Soweit der Antragsteller meint, dass sich die Maßnahme insgesamt als unangemessen erweise, da der Antragsgegner gegenüber anderen ähnlichen Gesundheitsgefahren nicht in gleicher Weise vorgehe, zeigt dies auch nicht zwingend die Rechtswidrigkeit der Maßnahme auf. Insoweit fehlt es bereits an der substantiierten Darlegung der Vergleichbarkeit der Risiko- und Gefährdungslagen. Insbesondere der Vergleich zur Influenza lässt nicht den Schluss zu, dass Maßnahmen zu unterlassen wären. Ungeachtet dessen, dass die medizinische Vergleichbarkeit der genannten Krankheiten hinsichtlich ihres Aufkommens, ihrer Verbreitung und ihrer Bekämpfung mit der aktuellen Krise nicht ohne weiteres besteht, liegt die besondere Gefahr der Verbreitung des neuartigen Coronavirus in seiner dynamischen exponentiellen Ausbreitung, mit der unmittelbaren Folge der Gefahr einer Überlastung des bestehenden Gesundheitssystems und der daraus folgenden Konsequenz einer erhöhten Letalität. Dass es sich hierbei nicht nur um theoretische Befürchtungen handelt, belegen die krisenhaften Entwicklungen und Befunde in anderen vergleichbaren Regionen, wie in Norditalien, in der Region Madrid, im Elsass und in der Stadt New York.
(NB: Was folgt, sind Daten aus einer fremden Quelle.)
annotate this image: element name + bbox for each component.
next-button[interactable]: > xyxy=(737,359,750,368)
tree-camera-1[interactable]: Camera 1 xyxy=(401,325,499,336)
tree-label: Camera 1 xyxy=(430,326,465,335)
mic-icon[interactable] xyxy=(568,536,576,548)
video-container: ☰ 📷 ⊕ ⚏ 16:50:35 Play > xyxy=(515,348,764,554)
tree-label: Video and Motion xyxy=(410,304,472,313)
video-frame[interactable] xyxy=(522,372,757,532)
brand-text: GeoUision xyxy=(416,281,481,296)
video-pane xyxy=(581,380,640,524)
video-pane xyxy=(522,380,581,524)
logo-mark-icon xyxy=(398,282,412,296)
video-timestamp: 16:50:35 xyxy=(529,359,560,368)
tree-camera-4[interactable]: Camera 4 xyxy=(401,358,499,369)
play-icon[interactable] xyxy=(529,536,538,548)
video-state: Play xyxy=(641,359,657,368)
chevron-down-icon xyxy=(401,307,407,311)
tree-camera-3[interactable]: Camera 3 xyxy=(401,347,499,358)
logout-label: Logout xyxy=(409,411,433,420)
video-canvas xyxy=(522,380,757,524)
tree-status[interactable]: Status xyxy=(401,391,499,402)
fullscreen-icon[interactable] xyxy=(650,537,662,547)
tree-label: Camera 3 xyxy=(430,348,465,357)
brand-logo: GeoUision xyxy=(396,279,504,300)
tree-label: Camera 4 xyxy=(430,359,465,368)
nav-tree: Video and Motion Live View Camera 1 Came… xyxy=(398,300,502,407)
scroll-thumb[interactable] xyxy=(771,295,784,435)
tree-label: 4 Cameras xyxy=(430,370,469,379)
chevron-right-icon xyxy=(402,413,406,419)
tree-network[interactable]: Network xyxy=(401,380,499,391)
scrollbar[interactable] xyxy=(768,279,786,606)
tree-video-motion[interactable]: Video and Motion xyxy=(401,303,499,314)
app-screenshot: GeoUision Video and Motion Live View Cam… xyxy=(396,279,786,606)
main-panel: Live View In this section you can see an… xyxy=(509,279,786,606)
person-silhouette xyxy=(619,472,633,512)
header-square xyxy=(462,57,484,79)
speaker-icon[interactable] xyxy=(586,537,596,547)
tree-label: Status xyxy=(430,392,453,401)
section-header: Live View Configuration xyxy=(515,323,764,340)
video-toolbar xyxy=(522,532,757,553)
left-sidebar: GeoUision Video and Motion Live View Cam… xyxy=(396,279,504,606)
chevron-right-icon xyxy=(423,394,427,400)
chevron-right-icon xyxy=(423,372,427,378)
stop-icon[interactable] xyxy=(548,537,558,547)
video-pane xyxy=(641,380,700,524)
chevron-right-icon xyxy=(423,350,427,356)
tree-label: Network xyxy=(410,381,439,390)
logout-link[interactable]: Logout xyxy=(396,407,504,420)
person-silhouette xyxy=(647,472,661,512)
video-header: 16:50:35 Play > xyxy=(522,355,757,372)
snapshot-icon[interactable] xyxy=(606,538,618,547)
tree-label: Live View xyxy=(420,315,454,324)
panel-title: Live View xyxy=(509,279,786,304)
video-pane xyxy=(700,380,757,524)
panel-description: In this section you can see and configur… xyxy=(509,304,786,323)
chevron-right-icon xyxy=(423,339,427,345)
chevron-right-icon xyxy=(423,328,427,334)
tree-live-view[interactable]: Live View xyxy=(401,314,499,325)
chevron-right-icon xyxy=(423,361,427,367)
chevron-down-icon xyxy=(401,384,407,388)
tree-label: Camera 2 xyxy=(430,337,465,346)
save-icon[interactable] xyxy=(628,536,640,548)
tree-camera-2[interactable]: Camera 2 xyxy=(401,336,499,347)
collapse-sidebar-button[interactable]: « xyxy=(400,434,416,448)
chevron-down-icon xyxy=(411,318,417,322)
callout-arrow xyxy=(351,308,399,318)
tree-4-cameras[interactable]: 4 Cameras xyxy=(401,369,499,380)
Der Senat weist jedoch darauf hin, dass der Verordnungsgeber die fortwährende Beobachtungs- und Überprüfungspflicht hat, ob und inwieweit er an den Einschränkungen festhält. Er hat für die Dauer der Gültigkeit der Verordnung fortlaufend zu überprüfen, ob die Aufrechterhaltung der Verbote noch erforderlich und angemessen ist, wobei die Anforderungen an die Verhältnismäßigkeit umso strenger werden, je länger die Beschränkungen gelten. Sollten einzelnen Maßnahmen schon zu einem früheren Zeitpunkt nicht mehr erforderlich sein oder sich als weitgehend nutzlos erweisen, müssten diese daher umgehend aufgehoben oder modifiziert werden.

Für den Senat bestehen insoweit derzeit keine Anhaltspunkte, dass der Antragsgegner dem nicht nachkommt. Dies belegen die fortdauernden Änderungen der infektionsschutzrechtlichen Verordnungen, die je nach Erkenntnisstand und Vertretbarkeit Lockerungen bestehender Ge- und Verbote bis zu deren Aufhebung bestimmen. Dies gilt insbesondere für den Bereich sportlicher Aktivitäten, in dem der Verordnungsgeber zuletzt durch die Verordnung vom 2. Mai 2020 die Ausübung von Individualsportarten im Freien wieder ermöglicht. Das gleiches für Sportaktivitäten in geschlossenen Räumen, wie Fitnessstudios zu gelten habe, ist jedenfalls angesichts der oben genannten besonderen Risikolage derzeit noch nicht naheliegend. Zuletzt hat der Antragsgegner angekündigt auch insoweit die Tatsachenlage erneut vor dem Hintergrund der epidemischen Entwicklung und tragfähiger Sicherheits- und Hygienekonzepte zu prüfen.

Umstände, die es trotz der allenfalls offenen Prozessaussichten gebieten könnten, die einstweilige Anordnung im Rahmen der Folgenabwägung zu erlassen, sind weder durch den Vortrag des Antragstellers noch ansonsten erkennbar.